FURTHER EXAMPLES: Steampunk novels include Kim Newman’s Anno Dracula (1992), an alternative “history” in which Dracula (of Bram Stoker’s Dracula [1897]) marries Queen Victoria and two characters, one a vampire, search for Jack the Ripper; China Miéville’s Perdido Street Station (2000), which Miéville described in a 2003 interview with 3 A.M. Magazine as “a secondary world fantasy with Victorian era technology”; S. M. Stirling’s postapocalyptic The Peshawar Lancers (2002); Thomas Pynchon’s epic Against the Day (2006); Gail Carriger’s paranormal romance Soulless (2009), “A Novel of Vampires, Werewolves, and Parasols”; Cherie Priest’s Boneshaker (2009), which has zombies roaming an alternative-history version of Seattle; Scott Westerfield’s young-adult Leviathan trilogy (2009—11), set in an alternative World War I between the Axis, who use “clanker” steam technology, and the Allied “darwinists,” who use genetically engineered creatures; and Suzanne Lazear’s Aether Chronicles (2012—14). Steampunk anthologies include Extraordinary Engines (2008), a collection of original stories edited by Nick Gevers, and Steampunk! (2011), edited by Kelly Link and Gavin J. Grant.

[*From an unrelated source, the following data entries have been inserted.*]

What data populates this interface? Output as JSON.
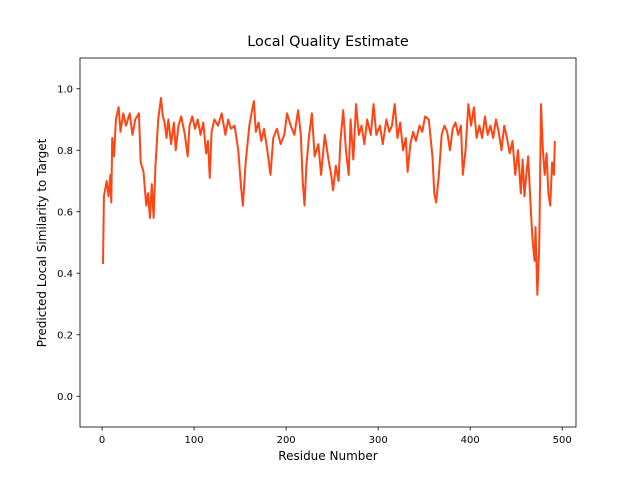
{
  "chart_data": {
    "type": "line",
    "title": "Local Quality Estimate",
    "x_label": "Residue Number",
    "y_label": "Predicted Local Similarity to Target",
    "xlim": [
      -24,
      515
    ],
    "ylim": [
      -0.1,
      1.1
    ],
    "xticks": [
      0,
      100,
      200,
      300,
      400,
      500
    ],
    "yticks": [
      {
        "value": 0,
        "label": "0.0"
      },
      0.2,
      0.4,
      0.6,
      0.8,
      {
        "value": 1,
        "label": "1.0"
      }
    ],
    "grid": false,
    "series": [
      {
        "color": "#ff4513",
        "x": [
          1,
          2,
          5,
          7,
          9,
          10,
          11,
          13,
          15,
          18,
          20,
          23,
          26,
          30,
          33,
          36,
          40,
          42,
          45,
          48,
          50,
          52,
          54,
          56,
          58,
          61,
          64,
          66,
          68,
          70,
          72,
          75,
          78,
          80,
          83,
          86,
          90,
          93,
          95,
          98,
          101,
          104,
          107,
          110,
          113,
          115,
          117,
          119,
          122,
          126,
          130,
          134,
          137,
          140,
          144,
          148,
          151,
          153,
          156,
          160,
          163,
          165,
          167,
          170,
          173,
          176,
          180,
          183,
          186,
          190,
          194,
          198,
          201,
          205,
          209,
          213,
          216,
          218,
          220,
          222,
          225,
          228,
          231,
          235,
          238,
          242,
          246,
          249,
          251,
          254,
          257,
          259,
          262,
          265,
          268,
          270,
          273,
          276,
          279,
          282,
          285,
          288,
          292,
          295,
          298,
          302,
          305,
          309,
          312,
          315,
          318,
          321,
          324,
          327,
          330,
          332,
          335,
          338,
          341,
          345,
          348,
          351,
          355,
          359,
          361,
          363,
          366,
          369,
          372,
          375,
          378,
          381,
          384,
          387,
          390,
          392,
          395,
          398,
          401,
          404,
          407,
          410,
          413,
          416,
          419,
          422,
          425,
          428,
          431,
          434,
          437,
          440,
          443,
          446,
          449,
          452,
          455,
          457,
          459,
          461,
          463,
          466,
          468,
          470,
          471,
          473,
          475,
          477,
          479,
          481,
          483,
          485,
          487,
          489,
          491,
          492
        ],
        "values": [
          0.43,
          0.65,
          0.7,
          0.65,
          0.72,
          0.63,
          0.84,
          0.78,
          0.9,
          0.94,
          0.86,
          0.92,
          0.88,
          0.92,
          0.85,
          0.9,
          0.92,
          0.76,
          0.73,
          0.62,
          0.66,
          0.58,
          0.69,
          0.58,
          0.75,
          0.9,
          0.97,
          0.91,
          0.89,
          0.84,
          0.9,
          0.82,
          0.89,
          0.8,
          0.88,
          0.91,
          0.85,
          0.78,
          0.88,
          0.91,
          0.87,
          0.9,
          0.85,
          0.89,
          0.79,
          0.83,
          0.71,
          0.86,
          0.9,
          0.88,
          0.92,
          0.85,
          0.9,
          0.87,
          0.88,
          0.8,
          0.68,
          0.62,
          0.76,
          0.88,
          0.93,
          0.96,
          0.86,
          0.89,
          0.83,
          0.87,
          0.79,
          0.72,
          0.84,
          0.87,
          0.82,
          0.85,
          0.92,
          0.88,
          0.85,
          0.93,
          0.85,
          0.7,
          0.62,
          0.75,
          0.85,
          0.92,
          0.78,
          0.82,
          0.72,
          0.85,
          0.77,
          0.72,
          0.67,
          0.75,
          0.7,
          0.83,
          0.93,
          0.8,
          0.72,
          0.9,
          0.77,
          0.95,
          0.85,
          0.88,
          0.82,
          0.9,
          0.85,
          0.95,
          0.85,
          0.88,
          0.82,
          0.9,
          0.86,
          0.88,
          0.95,
          0.84,
          0.89,
          0.8,
          0.84,
          0.73,
          0.82,
          0.86,
          0.83,
          0.88,
          0.86,
          0.91,
          0.9,
          0.78,
          0.66,
          0.63,
          0.72,
          0.85,
          0.88,
          0.86,
          0.8,
          0.87,
          0.89,
          0.85,
          0.88,
          0.72,
          0.8,
          0.95,
          0.88,
          0.94,
          0.84,
          0.88,
          0.84,
          0.91,
          0.85,
          0.88,
          0.84,
          0.9,
          0.86,
          0.8,
          0.88,
          0.84,
          0.79,
          0.83,
          0.72,
          0.8,
          0.66,
          0.77,
          0.65,
          0.72,
          0.78,
          0.6,
          0.5,
          0.44,
          0.55,
          0.33,
          0.48,
          0.95,
          0.8,
          0.72,
          0.79,
          0.66,
          0.62,
          0.76,
          0.72,
          0.83
        ]
      }
    ]
  }
}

Steampunk movies include Hayao Miyazaki’s anime film Tenkū no shiro Rapyuta (Castle in the Sky) (1986); Marc Caro and Jean-Pierre Jeunet’s La cité des enfants perdus (The City of Lost Children) (1995); Katsuhiro Otomo’s amine film Steamboy (2004); Guy Ritchie’s Sherlock Holmes (2009); Martin Scorsese’s Hugo (2011), and Christian Desmares and Franck Ekinci’s Avril et le monde truqué (April and the Extraordinary World) (2015). Examples of steampunk in other areas include Bryan Talbot’s comic strip The Adventures of Luther Arkwright (1978—89); the video games The Chaos Engine (1993), inspired by The Difference Engine, and BioShock Infinite (2013); the online role-playing game World of Warcraft (2004— ); Art Donovan’s The Art of Steampunk (2011); and the music group Abney Park.